Anecdotally, the one problem that regularly comes up on the doorsteps is dangerous driving, particularly on the “Acle Straight” and the high level of accidents we read about seem to bear witness to this. Too often, we hear about incidents on the stretch, and when there is an accident it causes major problems and delays.
Finally, given the importance of tourism on the local economy in and around Great Yarmouth, it is essential that environmental crimes (even as low-level as littering) should be more closely examined, especially on the beaches and on the Broads.
2) As the second largest population centre in Norfolk after Norwich, what additional resources are required in Yarmouth to help with these problems?
As a larger area Yarmouth of course requires more funding, both to support a higher number of officers needed to respond to a higher number of crimes and to ensure that services in the area are able to meet the demands associated with the complexities of a relatively high-population area. It also needs to be recognised that the make-up of Great Yarmouth is quite varied – from the built-up urban areas in the Town of Great Yarmouth, to suburban areas like Hopton and Gorleston, and even rural areas like Martham and Fleggburgh. The crimes in the areas vary between neighbourhoods, and it’s important to ensure that the local force is equipped to deal with a variety of different situations. As a result, the local police should be prepared to deal with a variety of situations, from policing the late night economy zone to dealing with traffic violations and rural thefts.
However, if these issues, (in particular the violent crimes and thefts) are to be fully tackled, more needs to be done on the socio-economic level too, specifically to tackle the inequality levels, which are so often linked with higher rates of crime. Although this well beyond the remit of the Police and Crime Commissioner, it seems clear that more action must be taken to support the local economy and provide meaningful employment for all.
3) If you are elected, what will you do to make sure that there are more uniformed police officers on the streets of Great Yarmouth?

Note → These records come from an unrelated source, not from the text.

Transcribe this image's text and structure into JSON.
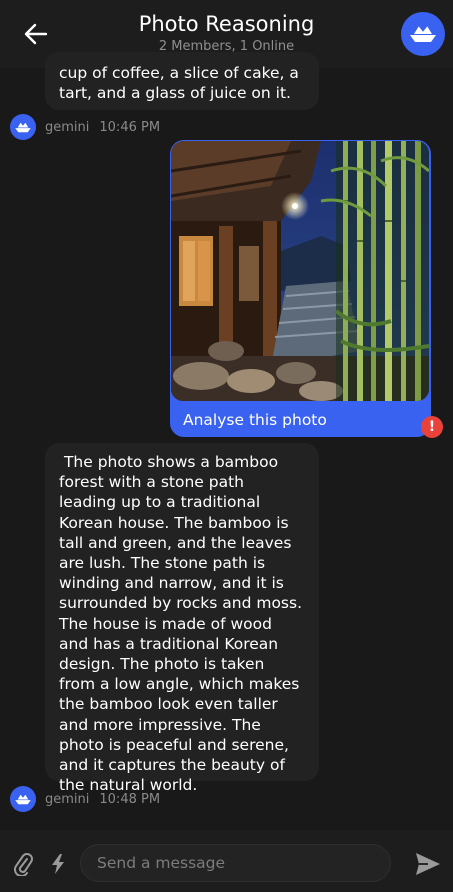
{
  "header": {
    "title": "Photo Reasoning",
    "subtitle": "2 Members, 1 Online"
  },
  "messages": [
    {
      "type": "bot",
      "text": "cup of coffee, a slice of cake, a tart, and a glass of juice on it.",
      "sender": "gemini",
      "time": "10:46 PM"
    },
    {
      "type": "user",
      "caption": "Analyse this photo",
      "status": "error",
      "image": "bamboo-forest-stone-path-korean-house"
    },
    {
      "type": "bot",
      "text": " The photo shows a bamboo forest with a stone path leading up to a traditional Korean house. The bamboo is tall and green, and the leaves are lush. The stone path is winding and narrow, and it is surrounded by rocks and moss. The house is made of wood and has a traditional Korean design. The photo is taken from a low angle, which makes the bamboo look even taller and more impressive. The photo is peaceful and serene, and it captures the beauty of the natural world.",
      "sender": "gemini",
      "time": "10:48 PM"
    }
  ],
  "composer": {
    "placeholder": "Send a message"
  },
  "colors": {
    "accent": "#3a62f0",
    "background": "#191919",
    "bubble": "#222222",
    "error": "#e9423a"
  },
  "icons": [
    "back-arrow-icon",
    "paper-boat-icon",
    "error-icon",
    "paperclip-icon",
    "lightning-icon",
    "send-icon"
  ]
}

As you are probably aware, the police budget is very limited (thanks to the austerity measures implemented by the government) and as a result it is unlikely that police numbers will rise dramatically, regardless of who is elected, because it’s simply not possible without jeopardising the service by drawing away from other areas. However, there are measures that can be implemented to raise funds such as a late night levy, which I have been calling for, in particular in Norwich. This levy allows local areas to charge businesses that supply alcohol late into the night for the extra enforcement costs that the night-time economy generates for police and licensing authorities.

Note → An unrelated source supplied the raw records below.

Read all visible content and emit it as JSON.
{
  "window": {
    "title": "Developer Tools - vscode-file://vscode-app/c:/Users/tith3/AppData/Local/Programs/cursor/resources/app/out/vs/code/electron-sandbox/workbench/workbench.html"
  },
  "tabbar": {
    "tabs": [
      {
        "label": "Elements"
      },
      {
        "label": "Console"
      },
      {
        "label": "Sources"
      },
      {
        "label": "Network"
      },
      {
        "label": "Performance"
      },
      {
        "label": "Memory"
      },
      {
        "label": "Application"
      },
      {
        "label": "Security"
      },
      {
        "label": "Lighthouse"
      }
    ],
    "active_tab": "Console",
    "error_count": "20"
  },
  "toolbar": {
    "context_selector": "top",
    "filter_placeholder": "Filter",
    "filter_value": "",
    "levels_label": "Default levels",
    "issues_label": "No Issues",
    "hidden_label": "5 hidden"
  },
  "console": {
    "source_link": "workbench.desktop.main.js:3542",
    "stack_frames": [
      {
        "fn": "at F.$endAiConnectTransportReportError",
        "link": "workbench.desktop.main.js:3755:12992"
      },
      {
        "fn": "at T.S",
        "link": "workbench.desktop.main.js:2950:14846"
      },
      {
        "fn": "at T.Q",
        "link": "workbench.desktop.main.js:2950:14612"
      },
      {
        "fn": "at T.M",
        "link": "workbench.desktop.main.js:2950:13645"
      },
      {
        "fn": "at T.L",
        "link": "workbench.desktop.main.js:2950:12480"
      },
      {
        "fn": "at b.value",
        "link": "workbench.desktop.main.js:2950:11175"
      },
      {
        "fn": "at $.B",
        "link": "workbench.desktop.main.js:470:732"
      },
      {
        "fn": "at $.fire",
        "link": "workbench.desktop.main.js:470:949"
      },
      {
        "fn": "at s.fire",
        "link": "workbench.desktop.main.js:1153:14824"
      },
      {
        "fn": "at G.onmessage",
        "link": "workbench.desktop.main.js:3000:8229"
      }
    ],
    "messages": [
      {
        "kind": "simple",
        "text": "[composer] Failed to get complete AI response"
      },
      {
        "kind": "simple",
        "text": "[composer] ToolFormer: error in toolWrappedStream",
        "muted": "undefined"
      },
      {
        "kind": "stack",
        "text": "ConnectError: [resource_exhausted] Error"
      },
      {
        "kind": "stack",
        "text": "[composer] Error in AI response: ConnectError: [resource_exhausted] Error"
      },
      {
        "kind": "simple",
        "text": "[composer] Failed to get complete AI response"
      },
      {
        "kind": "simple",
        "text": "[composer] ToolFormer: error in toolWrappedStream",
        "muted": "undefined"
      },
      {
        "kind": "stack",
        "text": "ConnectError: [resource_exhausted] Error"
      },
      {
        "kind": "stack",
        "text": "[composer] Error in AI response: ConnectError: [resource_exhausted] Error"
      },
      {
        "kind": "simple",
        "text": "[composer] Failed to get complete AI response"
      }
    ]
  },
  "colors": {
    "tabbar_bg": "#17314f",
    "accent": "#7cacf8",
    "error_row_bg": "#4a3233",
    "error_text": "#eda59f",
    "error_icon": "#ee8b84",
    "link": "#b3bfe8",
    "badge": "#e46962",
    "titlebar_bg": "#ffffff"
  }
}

I would also seek to encourage community policing so that residents across Norfolk, from King’s Lynn to Great Yarmouth have a better understanding of who their police officers are. Coupled with this I would like to see residents being able to converse with their local neighbourhood teams and set priorities on the micro level, with the result that hopefully the Norfolk Police becomes that visible, reassuring presence in which we can all trust and rely.
4) What more needs to be done to tackle anti-social behaviour in the area?
Anti-social behaviour seems to largely be reported in the vicinity of clubs and other night-time recreational places. It’s important that the police work with the various stakeholders (local residents, elected councillors, night-time business and security personnel, etc.) to ensure that these offences are taken seriously and handled appropriately and with haste. Work also needs to be done to ensure that those working in night-time economies know when to stop serving customers and feel safe doing so. Safe drinking campaigns should continue, but they should not seek to “victim blame” as some past campaigns in Norfolk seem to have done.
I would also like to see local SNAPs/SNTs prioritised more, with a bigger emphasis on publication so that the public actually know that they exist and know how/when to attend. By increasing community communication, we may not only increase public perceptions and trust, but we can learn more about very localised crime issues that might otherwise go undetected. For example by talking to neighbourhood watch teams, the police might learn about anti-social behaviour completely unrelated to the night-life economy. It is for this reason and several others that I would like to see more neighbourhood watch schemes and community policing in place in Great Yarmouth and indeed across the whole of Norfolk.